In general, RBC depletion was well tolerated with both procedures. We observed more side effects with the Alyx than with the Optia, although the side effects can be classified as very mild. In 2016, Keshelashvili et al. described hematomas and mild vasovagal reactions as the most common side effects with the Alyx [11], while we rather observed technical problems and mild dizziness in our patients.
A comparison of the costs shows that the purchase price of Optia was twice that of Alyx in our case. A disposable set of the Optia was three times more expensive than an Alyx set. Depletion procedures with Optia will primarily take place in a hospital‐based apheresis service, so if an Optia apheresis device is already available at a centre, RBC depletion with this system will be an option. The low side effect rate of the Optia and the individual HCT adjustment for certain patients are advantageous. With Optia, no RBC unit can be produced; the collected RBCs must be discarded.
The Alyx is no longer used in Europe due to a sharp decline in autologous blood donation and a small discontinuation market. In the USA, the Alyx is regularly used for the donation of double RBC units, mainly in a donor center or mobile blood drives. But Choe et al. also used the Alyx for RBC depletion for the treatment of erythrocytosis [19].
One way to generate more RBC units is to produce double RBC units from donors with HH. According to Leitman et al.a large number of additional RBC units can be obtained from donors with HH [20]. In many countries, HH patients are approved to donate blood, however, in others, they are deferred due to concerns about safety, compliance and cost [21]. In Austria, donors with HH have been able to donate under certain conditions since 2008. The production of a double RBC unit as a “side effect” of this therapy is a major advantage of the Alyx.
We have shown that RBC depletion is a suitable and tolerable method for treating patients with HH. Furthermore, the costs of RBC depletion compared to conventional phlebotomy are relativized by the shorter treatment time shown by Rombrout‐Setrienkova [22].
In addition, the economic impact should also be taken into account. The fact that the patient visits the clinic less often means that he or she loses fewer days at work. From an economic point of view, the higher cost of RBC depletion can be offset [22].

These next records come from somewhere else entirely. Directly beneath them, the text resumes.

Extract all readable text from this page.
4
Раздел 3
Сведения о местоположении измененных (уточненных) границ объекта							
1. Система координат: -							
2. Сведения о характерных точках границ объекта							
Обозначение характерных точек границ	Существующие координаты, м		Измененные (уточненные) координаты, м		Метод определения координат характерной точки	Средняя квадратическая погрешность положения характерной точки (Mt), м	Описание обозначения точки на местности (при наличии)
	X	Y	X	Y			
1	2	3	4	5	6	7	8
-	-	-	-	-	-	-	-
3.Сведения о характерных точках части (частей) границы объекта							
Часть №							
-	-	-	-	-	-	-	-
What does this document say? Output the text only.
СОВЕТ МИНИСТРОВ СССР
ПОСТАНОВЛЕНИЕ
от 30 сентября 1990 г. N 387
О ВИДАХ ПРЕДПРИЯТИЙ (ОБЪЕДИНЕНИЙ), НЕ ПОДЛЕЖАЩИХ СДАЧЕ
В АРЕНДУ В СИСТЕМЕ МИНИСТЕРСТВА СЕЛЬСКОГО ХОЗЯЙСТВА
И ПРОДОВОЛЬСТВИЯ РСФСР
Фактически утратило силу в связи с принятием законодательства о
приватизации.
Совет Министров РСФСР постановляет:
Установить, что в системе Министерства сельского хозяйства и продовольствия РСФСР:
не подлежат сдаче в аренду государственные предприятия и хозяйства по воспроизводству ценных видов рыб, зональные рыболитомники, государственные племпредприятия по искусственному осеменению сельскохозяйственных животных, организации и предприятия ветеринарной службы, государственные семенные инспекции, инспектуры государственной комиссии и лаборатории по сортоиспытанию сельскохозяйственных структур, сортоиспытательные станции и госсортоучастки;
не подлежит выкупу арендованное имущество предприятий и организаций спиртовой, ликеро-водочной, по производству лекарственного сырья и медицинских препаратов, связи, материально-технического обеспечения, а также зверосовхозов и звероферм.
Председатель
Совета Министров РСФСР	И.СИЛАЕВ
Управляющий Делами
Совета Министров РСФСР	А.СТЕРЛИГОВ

The limitations to our work are the small size of our patient cohort and the retrospective study design.
Conclusion
5
We recommend the Alyx as well as the Optia for RBC depletion in patients with hyperferritinemia. The advantages of the Alyx are the lower costs and the easy portability. In certain cases, the Alyx can also be used to obtain double RBC units from HH patients, providing an additional benefit to the therapy. The Optia, on the other hand, has a shorter procedure time, a smaller extracorporeal volume, lower anticoagulant consumption, and a lower complication rate. The Optia has the disadvantage of being more expensive in terms of both the initial cost and the set price. However, if an Optia apheresis device is already available and used for other therapies, the Optia is certainly a good option for performing RBC depletions and enables a precise Hct adjustment.
Funding
The authors have nothing to report.
Disclosure
Permission to reproduce material from other sources: This manuscript does not include any third‐party material requiring permission for reproduction.
Ethics Statement
The study was conducted in accordance with the declaration of Helsinki and its later amendments. Anonymous data analyses were performed with permission of the local ethics committee (approval number 1022/2022).
Consent
Patient consent was waived by the local ethics committee due to the retrospective nature of the study and the use of anonymized data.
Conflicts of Interest
The authors declare no conflicts of interest.